ResNet-18 is a deep convolutional neural network trained on the CIFAR-10 dataset. The architecture is implemented from the paper Deep Residual Learning for Image Recognition, it's a residual learning network to ease the training of networks that are substantially deeper. I am able to achieve 3% lower error rate with less training time compared to the paper Deep Residual Learning for Image Recognition on the cifar-10 dataset because I modified the architecture a bit, I read this paper The Impact of Filter Size and Number of Filters on Classification Accuracy in CNN which states that using filters which makes the size of image too small reduces accuracy, so in order for better accuracy adequate size input size and kernel size should be used so better accuracy can be achieved with less training time, I removed the maxpooling from the first layer and made stride=1 instead of 2, for downsampling instead of using a kernel of 1 with stride=2 I used maxpooling so only the important features are selected. These are used with Adam optimizer using Cosine Annealing Warm Restarts as the learning rate scheduler instead of SGD with COSINE Annealing as mentioned in the paper. I even used more ReLU activations on the hidden layers than the paper.

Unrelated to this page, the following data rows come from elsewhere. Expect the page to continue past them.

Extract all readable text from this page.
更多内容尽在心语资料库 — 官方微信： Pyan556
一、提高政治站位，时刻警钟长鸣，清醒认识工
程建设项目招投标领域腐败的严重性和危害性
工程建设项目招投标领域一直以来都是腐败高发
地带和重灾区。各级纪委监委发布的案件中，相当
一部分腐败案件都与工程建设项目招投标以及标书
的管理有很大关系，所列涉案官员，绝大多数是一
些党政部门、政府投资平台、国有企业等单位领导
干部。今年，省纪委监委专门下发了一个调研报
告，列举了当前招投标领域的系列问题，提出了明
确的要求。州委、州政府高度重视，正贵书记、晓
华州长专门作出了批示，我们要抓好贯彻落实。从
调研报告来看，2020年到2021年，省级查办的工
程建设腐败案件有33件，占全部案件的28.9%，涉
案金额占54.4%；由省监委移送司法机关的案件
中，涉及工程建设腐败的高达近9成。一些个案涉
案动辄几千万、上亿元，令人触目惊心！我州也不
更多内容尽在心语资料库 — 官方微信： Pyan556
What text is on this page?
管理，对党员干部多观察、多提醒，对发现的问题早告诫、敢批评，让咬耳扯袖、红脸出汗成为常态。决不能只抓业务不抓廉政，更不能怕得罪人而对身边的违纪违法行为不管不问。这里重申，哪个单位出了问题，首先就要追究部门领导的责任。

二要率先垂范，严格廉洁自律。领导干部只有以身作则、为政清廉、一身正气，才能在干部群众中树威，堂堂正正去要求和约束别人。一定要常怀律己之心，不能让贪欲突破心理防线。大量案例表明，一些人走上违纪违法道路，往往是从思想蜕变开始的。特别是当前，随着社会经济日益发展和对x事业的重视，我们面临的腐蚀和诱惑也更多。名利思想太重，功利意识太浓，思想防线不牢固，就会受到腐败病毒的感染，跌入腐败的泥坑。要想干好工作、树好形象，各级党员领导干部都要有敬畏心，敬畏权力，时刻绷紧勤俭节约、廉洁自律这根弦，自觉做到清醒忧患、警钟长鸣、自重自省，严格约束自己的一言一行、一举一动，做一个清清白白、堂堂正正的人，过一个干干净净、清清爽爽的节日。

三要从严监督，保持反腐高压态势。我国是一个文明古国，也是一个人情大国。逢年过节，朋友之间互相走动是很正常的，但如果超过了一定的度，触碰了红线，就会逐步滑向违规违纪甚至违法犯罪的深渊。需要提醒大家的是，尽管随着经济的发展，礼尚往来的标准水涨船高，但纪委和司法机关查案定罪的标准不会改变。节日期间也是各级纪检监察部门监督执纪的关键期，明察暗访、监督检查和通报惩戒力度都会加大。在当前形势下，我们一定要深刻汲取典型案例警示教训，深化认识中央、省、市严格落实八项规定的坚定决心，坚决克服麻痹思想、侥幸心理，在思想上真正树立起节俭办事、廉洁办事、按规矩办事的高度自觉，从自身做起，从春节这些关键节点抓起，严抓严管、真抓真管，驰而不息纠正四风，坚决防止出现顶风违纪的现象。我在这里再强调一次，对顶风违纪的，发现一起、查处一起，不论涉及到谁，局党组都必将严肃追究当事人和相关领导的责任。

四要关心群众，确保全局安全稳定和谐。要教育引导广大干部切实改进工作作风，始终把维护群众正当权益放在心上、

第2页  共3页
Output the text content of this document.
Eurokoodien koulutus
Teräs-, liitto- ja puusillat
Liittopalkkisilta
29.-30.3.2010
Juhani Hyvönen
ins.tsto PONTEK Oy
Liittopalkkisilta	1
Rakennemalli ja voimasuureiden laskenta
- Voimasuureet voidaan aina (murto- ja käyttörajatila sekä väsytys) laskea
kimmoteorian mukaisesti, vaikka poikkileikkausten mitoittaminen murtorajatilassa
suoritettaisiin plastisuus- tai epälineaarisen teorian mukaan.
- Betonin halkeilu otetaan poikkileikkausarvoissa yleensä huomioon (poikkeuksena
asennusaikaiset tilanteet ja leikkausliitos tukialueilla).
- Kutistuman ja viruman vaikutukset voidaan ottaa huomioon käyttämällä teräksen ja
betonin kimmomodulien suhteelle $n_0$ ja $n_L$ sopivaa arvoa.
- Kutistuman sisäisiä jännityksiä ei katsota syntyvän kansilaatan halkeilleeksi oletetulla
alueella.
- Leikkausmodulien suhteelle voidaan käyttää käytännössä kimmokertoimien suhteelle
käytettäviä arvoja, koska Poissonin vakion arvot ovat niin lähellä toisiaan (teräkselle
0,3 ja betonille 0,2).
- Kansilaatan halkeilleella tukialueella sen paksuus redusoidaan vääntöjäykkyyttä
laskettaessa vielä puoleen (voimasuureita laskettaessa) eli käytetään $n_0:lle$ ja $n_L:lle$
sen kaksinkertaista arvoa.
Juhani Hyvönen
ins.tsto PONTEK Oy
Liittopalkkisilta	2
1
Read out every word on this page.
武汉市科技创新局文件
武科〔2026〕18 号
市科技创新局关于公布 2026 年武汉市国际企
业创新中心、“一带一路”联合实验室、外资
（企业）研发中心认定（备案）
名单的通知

Once you have these dependencies installed, you can clone the Custom ResNet-18 repository from GitHub:
https://github.com/Moddy2024/ResNet-18.git
- resNet18.ipynb - This file shows how the dataset has been downloaded, how the data looks like, the transformations, data augmentations, architecture of the ResNet and the training.
- prediction.ipynb - This file loads the trained model file and shows how to do predictions on single images, multiple images contained in a folder and images(multiple or single) that can be uploaded to google colab temporarily to perform the prediction.
- trained-models - This directory contains the best trained model and the trained model saved after the last epoch.
- test-data - This directory contains test images collected randomly from the internet of different categories, sizes and shape for performing the predictions and seeing the results.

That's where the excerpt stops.